After circling about at random for some time over the filmy clouds and the forests, over the dappled plains and prairies and the dazzling stretches of desert, I selected a maritime country in the temperate zone, a brilliantly green peninsula. When I had descended almost to the ground, I was amazed at the verdure of the country-side. Here unmistakably was vegetation, similar to ours in essential character, but quite unfamiliar in detail. The fat, or even bulbous, leaves reminded me of our desert-flora, but here the stems were lean and wiry. Perhaps the most striking character of this vegetation was its colour, which was a vivid blue-green, like the colour of vineyards that have been treated with copper salts. I was to discover later that the plants of this world had indeed learnt to protect themselves by means of copper sulphate from the microbes and the insect-like pests which formerly devastated this rather dry planet.
I skimmed over a brilliant prairie scattered with Prussian-blue bushes. The sky
also attained a depth of blue quite unknown on earth, save at great altitudes. There were a few low yet cirrus clouds, whose feathery character I took to be due to the tenuousness of the atmosphere. This was borne out by the fact that, though my descent had taken place in the forenoon of a summer’s day, several stars managed to pierce the almost nocturnal sky. All exposed surfaces were very intensely illuminated. The shadows of the nearer bushes were nearly black. Some distant objects, rather like buildings, but probably mere rocks, appeared to be blocked out in ebony and snow. Altogether the landscape was one of unearthly and fantastical beauty.

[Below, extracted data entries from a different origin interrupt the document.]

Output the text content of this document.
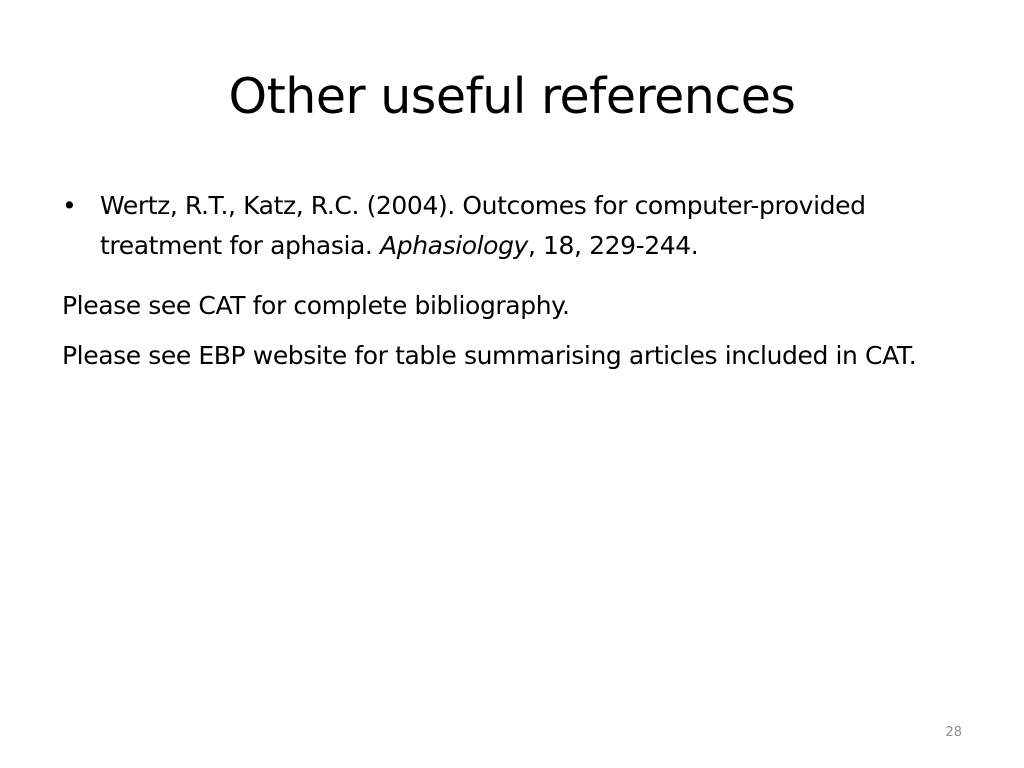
Other useful references
• Wertz, R.T., Katz, R.C. (2004). Outcomes for computer-provided treatment for aphasia. Aphasiology, 18, 229-244.

Please see CAT for complete bibliography.

Please see EBP website for table summarising articles included in CAT.

28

I glided with wingless flight over the surface of the planet, through glades, across tracts of fractured rock, along the banks of streams. Presently I came to a wide region covered by neat, parallel rows of fern-like plants, bearing masses of nuts on the lower surfaces of their leaves. It was almost impossible to believe that this vegetable regimentation had not been intelligently planned. Or could it after all be merely a natural phenomenon not known on my own planet? Such was my surprise that my power of locomotion, always subject to emotional interference, now began to fail me. I reeled in the air like a drunk man. Pulling myself together, I staggered on over the ranked crops toward a rather large object which lay some distance from me beside a strip of bare ground. Presently, to my amazement, my stupefaction, this object revealed itself as a plough. It was rather a queer instrument, but there was no mistaking the shape of the blade, which was rusty, and obviously made of iron. There were two iron handles, and chains for attachment to a beast of burden. It was difficult to believe that I was many light-years distant from England. Looking round, I saw an unmistakable cart track, and a bit of dirty ragged cloth hanging on a bush. Yet overhead was the unearthly sky, full noon with stars.
I followed the lane through a little wood of queer bushes, whose large fat drooping leaves had cherry-like fruits along their edges. Suddenly, round a bend in the lane, I came upon a man. Or so at first he seemed to my astounded and star-weary sight. I should not have been so surprised by the strangely human character of this creature had I at this early stage understood the forces that controlled my adventure. Influences which I shall later describe doomed me to discover first such worlds as were most akin to my own. Meanwhile the reader may well conceive my amazement at this strange encounter.